What happens when theory and practice collide? The theory is that carbon taxes reduce emissions by penalizing people for emitting greenhouse gas. That is the theory.
Tomato farmer Bob Mitchell, owner of Ottawa-based SunTech Greenhouses, is more concerned with practice. He releases CO2 into his greenhouse to encourage better production. The federal government charges carbon tax on that CO2 even though none goes into the atmosphere.

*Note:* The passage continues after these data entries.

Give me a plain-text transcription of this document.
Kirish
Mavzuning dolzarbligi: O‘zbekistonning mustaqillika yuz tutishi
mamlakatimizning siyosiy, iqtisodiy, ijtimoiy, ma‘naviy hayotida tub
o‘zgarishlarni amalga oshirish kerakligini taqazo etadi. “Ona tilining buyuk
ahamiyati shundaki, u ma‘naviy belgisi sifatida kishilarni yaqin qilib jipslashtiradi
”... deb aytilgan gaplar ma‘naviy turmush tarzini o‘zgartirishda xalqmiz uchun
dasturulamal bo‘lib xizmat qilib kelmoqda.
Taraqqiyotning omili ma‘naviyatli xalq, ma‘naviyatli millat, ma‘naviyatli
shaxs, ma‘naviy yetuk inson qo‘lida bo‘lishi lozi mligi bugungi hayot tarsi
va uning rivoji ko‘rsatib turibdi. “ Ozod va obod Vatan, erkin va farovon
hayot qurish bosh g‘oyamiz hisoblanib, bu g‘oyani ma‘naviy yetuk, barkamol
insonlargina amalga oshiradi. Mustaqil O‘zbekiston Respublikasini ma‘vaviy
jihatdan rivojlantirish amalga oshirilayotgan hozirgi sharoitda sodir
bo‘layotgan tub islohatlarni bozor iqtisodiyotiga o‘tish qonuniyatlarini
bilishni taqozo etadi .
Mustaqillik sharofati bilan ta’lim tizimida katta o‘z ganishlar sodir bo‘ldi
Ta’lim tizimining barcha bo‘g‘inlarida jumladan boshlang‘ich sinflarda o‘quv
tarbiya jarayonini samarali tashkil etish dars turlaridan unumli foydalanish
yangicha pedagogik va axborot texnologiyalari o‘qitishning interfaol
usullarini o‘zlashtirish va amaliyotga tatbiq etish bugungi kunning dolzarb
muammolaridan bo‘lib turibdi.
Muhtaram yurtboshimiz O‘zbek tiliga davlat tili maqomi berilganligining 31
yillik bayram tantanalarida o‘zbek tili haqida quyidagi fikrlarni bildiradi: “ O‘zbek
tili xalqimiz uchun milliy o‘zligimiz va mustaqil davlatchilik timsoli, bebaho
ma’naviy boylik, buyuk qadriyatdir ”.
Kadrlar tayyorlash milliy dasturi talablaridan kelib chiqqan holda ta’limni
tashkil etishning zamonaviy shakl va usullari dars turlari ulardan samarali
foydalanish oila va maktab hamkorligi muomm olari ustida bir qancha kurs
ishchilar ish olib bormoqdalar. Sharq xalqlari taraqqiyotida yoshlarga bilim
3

The tomato tree absorbs it, just like they taught us in grade school.
That tax — along with the McGuinty-Wynne government’s decision to double electricity rates to subsidize unreliable and unneeded windmills and solar panels — inflated the farmer’s energy costs so much it became more expensive for Ottawa customers to buy his tomatoes than Mexican ones.
Why? Mexico has only a tiny carbon tax; only a fraction of Canada’s. But its tomatoes must travel by truck and train — polluting all the way through North America on their way to grocery stores in the nation’s capital. None of that foreign transportation pollution is subject to the Canadian carbon tax either.
Yet, the tax signals consumers to buy the more polluting foreign tomatoes instead of the greener local ones. What happened to the hundred-mile diet environmentalists championed not long ago?
It is not just with tomatoes that the tax drives production out and pollution up. Compared to Canada, the United States emits six times as much greenhouse gases for each ton of aluminum it produces. Yet Canadian carbon taxes, which Americans don’t pay, make our aluminum pricier than the more polluting U.S. product. The result is to drive production out of Canada and global emissions up.